Una vida marcada por el VIH, pero sin límites

Barbara Roberts, de 74 años, lleva tres décadas conviviendo con el VIH. Su historia es un testimonio de resiliencia y de cómo los avances médicos han transformado el pronóstico de esta enfermedad. Diagnosticada en 1996, cuando el VIH era considerado una sentencia de muerte, hoy disfruta de una vida plena gracias a los tratamientos modernos.

El diagnóstico que cambió todo

En 1996, Roberts creía que sufría una gripe persistente. Tras días con fiebre alta y sudores, acudió a urgencias, donde le recetaron antibióticos. Sin embargo, su estado no mejoró. "Seguía sin sentirme bien", relató a Healthline. Regresó al hospital, donde ingresó durante tres días para realizarle pruebas.

El 21 de diciembre de 1996, a los 44 años, recibió la noticia: era seropositiva. "Nunca se me pasó por la cabeza que eso fuera lo que me ocurría", confesó. "Fue un shock total. En esa época, el VIH era como una sentencia de muerte".

Un pronóstico que evolucionó

En 1996, la esperanza de vida de una persona de 20 años con VIH era de solo 39 años. Sin embargo, los avances médicos han alargado significativamente esta cifra. Para 2011, la esperanza de vida superaba los 70 años. Roberts salió del hospital con un régimen de medicación y comenzó a visitar una clínica especializada en VIH.

"Todos fueron muy amables conmigo. Me calmaron y disiparon mis miedos, al menos en parte", recordó. Al principio, los fármacos aliviaron sus síntomas, pero un año después, su salud empeoró.

Superando complicaciones con el tratamiento adecuado

En 1997, Roberts experimentó fatiga extrema, dificultad para respirar y hemorragias nasales. Además, notó que la piel de sus manos y pies se oscurecía. Una hemorragia nasal intensa la llevó de nuevo a urgencias, donde los médicos detectaron una grave trombocitopenia (bajo nivel de plaquetas en sangre). Durante 25 días, recibió transfusiones de sangre y plaquetas en el hospital.

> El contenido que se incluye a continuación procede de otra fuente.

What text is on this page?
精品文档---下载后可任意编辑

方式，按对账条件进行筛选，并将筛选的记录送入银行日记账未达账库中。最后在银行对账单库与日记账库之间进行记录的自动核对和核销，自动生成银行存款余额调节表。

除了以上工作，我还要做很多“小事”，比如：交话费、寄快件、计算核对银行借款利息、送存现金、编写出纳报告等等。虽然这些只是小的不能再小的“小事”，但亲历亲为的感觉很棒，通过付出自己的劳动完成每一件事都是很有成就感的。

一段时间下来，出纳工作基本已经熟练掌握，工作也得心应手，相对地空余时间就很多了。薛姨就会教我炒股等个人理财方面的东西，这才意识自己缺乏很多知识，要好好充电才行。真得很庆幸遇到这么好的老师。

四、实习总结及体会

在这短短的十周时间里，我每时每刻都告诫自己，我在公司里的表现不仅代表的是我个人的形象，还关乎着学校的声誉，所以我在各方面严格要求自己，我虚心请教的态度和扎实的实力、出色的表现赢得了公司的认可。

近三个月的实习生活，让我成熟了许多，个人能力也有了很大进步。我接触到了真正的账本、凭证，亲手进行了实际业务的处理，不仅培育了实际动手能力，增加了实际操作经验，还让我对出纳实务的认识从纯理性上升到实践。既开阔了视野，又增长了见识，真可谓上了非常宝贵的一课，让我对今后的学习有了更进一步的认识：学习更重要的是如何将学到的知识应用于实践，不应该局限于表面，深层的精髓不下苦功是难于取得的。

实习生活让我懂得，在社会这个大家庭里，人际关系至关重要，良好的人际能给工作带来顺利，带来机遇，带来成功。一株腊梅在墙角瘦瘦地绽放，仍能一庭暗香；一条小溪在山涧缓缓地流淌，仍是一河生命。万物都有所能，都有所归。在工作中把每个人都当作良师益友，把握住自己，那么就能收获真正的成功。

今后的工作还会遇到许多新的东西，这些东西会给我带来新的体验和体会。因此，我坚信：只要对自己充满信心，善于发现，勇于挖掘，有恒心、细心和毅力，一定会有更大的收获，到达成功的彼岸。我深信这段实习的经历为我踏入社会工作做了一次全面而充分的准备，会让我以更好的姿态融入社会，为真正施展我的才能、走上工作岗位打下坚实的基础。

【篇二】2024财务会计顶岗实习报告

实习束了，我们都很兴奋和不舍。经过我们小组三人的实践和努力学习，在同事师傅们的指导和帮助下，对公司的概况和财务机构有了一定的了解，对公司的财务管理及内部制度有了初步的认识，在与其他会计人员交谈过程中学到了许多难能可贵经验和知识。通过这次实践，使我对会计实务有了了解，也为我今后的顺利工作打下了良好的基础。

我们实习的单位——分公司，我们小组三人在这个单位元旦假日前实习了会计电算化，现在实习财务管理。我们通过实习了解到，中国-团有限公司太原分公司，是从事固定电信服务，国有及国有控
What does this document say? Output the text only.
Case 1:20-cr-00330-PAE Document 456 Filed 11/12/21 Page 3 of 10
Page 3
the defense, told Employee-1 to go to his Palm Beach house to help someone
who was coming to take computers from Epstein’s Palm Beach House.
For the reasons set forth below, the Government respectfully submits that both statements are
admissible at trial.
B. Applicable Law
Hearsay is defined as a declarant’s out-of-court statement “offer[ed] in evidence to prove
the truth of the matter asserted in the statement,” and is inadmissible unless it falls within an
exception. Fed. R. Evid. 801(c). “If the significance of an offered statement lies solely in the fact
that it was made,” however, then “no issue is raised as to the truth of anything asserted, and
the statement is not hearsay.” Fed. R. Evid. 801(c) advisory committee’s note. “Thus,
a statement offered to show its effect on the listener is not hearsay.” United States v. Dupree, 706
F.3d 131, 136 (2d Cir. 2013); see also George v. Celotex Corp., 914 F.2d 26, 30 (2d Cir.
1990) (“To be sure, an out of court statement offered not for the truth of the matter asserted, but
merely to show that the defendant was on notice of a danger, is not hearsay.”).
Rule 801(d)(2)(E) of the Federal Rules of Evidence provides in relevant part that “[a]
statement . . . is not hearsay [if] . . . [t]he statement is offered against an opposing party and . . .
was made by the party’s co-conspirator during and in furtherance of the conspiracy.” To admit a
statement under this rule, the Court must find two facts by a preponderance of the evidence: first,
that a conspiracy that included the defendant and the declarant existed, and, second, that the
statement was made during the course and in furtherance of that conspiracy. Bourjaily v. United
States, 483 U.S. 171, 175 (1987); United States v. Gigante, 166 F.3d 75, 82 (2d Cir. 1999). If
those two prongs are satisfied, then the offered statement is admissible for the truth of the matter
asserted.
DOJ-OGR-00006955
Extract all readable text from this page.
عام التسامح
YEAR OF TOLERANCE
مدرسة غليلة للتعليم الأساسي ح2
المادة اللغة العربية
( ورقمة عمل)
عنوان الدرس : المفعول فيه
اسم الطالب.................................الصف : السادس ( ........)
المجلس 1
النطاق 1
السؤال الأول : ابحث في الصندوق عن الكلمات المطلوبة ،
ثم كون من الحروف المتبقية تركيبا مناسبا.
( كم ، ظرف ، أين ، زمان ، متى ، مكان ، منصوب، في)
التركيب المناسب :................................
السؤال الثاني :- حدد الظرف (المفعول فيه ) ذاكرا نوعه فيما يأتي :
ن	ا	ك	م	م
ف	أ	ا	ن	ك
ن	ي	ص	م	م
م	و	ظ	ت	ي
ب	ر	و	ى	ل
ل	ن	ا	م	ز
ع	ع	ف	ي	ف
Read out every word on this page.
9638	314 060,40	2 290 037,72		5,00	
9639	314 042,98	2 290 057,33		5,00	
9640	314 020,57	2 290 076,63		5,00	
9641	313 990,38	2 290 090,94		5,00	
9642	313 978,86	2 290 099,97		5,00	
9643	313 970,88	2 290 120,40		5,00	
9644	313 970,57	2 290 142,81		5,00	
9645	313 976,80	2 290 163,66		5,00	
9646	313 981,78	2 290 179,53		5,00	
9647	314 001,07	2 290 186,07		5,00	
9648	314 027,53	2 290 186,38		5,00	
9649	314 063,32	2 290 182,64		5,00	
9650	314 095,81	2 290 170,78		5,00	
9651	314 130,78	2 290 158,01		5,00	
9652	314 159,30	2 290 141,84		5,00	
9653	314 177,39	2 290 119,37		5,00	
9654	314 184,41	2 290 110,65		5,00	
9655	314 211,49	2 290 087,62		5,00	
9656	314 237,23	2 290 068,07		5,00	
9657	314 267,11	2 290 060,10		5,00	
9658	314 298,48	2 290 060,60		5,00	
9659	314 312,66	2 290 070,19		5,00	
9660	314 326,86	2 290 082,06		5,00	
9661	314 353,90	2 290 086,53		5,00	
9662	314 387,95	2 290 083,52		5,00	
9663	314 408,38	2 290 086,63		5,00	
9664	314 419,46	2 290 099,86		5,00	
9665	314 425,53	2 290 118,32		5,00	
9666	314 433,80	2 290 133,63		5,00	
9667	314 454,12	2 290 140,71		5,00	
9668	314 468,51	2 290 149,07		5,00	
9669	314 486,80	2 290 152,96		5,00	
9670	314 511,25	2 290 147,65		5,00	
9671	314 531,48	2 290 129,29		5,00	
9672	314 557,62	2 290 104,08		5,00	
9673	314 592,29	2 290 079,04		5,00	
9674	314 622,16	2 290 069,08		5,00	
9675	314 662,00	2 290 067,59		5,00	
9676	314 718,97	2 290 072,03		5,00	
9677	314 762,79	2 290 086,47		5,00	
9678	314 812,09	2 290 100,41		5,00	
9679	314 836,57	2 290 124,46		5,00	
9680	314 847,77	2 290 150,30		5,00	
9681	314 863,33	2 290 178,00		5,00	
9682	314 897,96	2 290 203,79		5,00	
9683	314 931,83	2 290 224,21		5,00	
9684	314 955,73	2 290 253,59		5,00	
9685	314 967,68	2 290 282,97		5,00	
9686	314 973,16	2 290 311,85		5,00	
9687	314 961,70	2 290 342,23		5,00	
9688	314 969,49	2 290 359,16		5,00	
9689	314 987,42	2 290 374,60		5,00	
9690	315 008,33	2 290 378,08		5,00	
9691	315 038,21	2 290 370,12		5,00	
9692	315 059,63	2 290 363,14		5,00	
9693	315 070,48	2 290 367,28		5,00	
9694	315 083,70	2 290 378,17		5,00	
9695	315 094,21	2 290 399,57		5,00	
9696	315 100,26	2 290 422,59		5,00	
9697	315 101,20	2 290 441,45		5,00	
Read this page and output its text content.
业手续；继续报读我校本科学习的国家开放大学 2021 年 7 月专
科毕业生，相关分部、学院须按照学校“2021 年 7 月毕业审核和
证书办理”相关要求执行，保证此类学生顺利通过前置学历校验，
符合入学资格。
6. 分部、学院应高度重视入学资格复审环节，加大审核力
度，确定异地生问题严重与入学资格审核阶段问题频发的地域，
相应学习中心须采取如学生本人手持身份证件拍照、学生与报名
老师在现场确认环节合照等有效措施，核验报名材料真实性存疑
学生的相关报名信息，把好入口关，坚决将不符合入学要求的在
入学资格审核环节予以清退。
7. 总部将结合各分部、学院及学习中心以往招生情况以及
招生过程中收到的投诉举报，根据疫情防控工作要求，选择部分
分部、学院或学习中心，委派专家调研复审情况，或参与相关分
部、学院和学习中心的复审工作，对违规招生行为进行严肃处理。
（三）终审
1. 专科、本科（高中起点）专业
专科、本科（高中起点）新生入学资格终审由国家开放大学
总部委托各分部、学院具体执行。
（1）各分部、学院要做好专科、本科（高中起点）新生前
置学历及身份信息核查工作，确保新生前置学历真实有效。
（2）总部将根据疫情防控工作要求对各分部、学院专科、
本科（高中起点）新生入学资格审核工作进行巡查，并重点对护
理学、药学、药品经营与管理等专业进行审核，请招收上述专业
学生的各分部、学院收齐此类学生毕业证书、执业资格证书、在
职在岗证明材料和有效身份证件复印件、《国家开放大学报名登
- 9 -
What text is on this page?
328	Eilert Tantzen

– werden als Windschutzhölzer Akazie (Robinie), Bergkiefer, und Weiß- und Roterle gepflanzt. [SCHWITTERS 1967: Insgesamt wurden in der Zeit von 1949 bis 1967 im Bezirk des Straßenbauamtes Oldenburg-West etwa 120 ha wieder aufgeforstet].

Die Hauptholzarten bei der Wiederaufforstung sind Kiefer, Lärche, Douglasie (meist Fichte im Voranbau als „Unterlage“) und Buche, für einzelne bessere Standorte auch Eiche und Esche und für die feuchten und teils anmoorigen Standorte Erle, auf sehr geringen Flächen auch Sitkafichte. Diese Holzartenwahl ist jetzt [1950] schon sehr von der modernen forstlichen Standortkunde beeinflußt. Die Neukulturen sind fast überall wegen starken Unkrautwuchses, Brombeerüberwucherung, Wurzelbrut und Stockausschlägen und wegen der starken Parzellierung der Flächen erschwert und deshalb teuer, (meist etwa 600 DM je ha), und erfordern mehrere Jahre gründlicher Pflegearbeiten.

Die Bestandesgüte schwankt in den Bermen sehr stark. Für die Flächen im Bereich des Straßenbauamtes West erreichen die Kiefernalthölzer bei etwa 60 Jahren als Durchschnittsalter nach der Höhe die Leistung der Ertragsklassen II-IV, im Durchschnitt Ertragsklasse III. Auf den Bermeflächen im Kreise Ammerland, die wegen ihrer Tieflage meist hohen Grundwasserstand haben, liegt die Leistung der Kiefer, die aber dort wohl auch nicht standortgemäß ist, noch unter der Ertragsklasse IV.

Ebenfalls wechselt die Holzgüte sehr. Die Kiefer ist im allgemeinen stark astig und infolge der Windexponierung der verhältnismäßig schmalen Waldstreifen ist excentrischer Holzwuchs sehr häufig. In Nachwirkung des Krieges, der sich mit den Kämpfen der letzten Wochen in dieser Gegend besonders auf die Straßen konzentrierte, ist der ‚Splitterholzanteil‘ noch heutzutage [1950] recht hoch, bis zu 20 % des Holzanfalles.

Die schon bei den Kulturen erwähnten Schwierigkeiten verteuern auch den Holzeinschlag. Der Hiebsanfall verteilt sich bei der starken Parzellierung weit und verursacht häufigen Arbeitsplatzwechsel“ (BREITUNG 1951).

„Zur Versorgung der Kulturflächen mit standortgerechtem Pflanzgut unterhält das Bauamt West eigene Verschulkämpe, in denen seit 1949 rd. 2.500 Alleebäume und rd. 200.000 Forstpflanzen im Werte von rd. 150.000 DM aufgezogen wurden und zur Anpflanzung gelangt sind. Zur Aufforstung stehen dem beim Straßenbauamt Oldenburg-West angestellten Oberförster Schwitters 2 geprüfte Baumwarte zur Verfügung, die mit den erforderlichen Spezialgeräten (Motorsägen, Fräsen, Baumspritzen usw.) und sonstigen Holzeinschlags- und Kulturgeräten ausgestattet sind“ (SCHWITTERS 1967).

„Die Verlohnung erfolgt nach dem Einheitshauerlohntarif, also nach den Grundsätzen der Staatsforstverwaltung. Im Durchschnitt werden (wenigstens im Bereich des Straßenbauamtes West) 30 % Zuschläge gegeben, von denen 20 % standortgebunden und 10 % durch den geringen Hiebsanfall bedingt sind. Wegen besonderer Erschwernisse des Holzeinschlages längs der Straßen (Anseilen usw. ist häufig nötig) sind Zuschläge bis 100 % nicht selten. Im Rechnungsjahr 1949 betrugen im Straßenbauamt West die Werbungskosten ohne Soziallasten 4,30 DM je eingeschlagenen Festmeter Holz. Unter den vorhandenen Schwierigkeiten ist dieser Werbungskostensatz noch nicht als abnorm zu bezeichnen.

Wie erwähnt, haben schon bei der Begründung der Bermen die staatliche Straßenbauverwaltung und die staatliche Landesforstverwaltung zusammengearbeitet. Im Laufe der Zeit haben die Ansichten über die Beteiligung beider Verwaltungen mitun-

Los médicos determinaron que uno de sus medicamentos era el responsable de los síntomas y ajustaron el tratamiento. "Desde entonces, nunca he vuelto a ingresar en un hospital ni he tenido problemas con la medicación", afirmó Roberts.

Un nuevo fármaco que simplificó su vida

En 2021, su reumatóloga, la doctora Debbie Hagins, directora médica de los Coastal CARE Centers en el sureste de Georgia, le propuso participar en un ensayo clínico para probar Idvynso, un tratamiento de dosis única diaria para personas con VIH con carga viral suprimida.

"Me explicó el medicamento y me preguntó si quería participar en el estudio. Sentí que era un privilegio que me lo pidiera", comentó Roberts. Decidió unirse al ensayo por la comodidad de tomar solo una pastilla al día.

"Lo único que recuerdo al empezar el tratamiento fueron los sueños vívidos durante dos semanas, pero desde entonces, todo ha ido sobre ruedas", explicó. Desde entonces, su calidad de vida ha mejorado notablemente.

Un mensaje de esperanza

La historia de Roberts es un ejemplo de cómo los avances en medicina han transformado el VIH de una enfermedad mortal a una condición crónica manejable. "Hoy, a mis 74 años, llevo una vida normal y activa. Los tratamientos han hecho posible lo que antes parecía imposible", concluyó.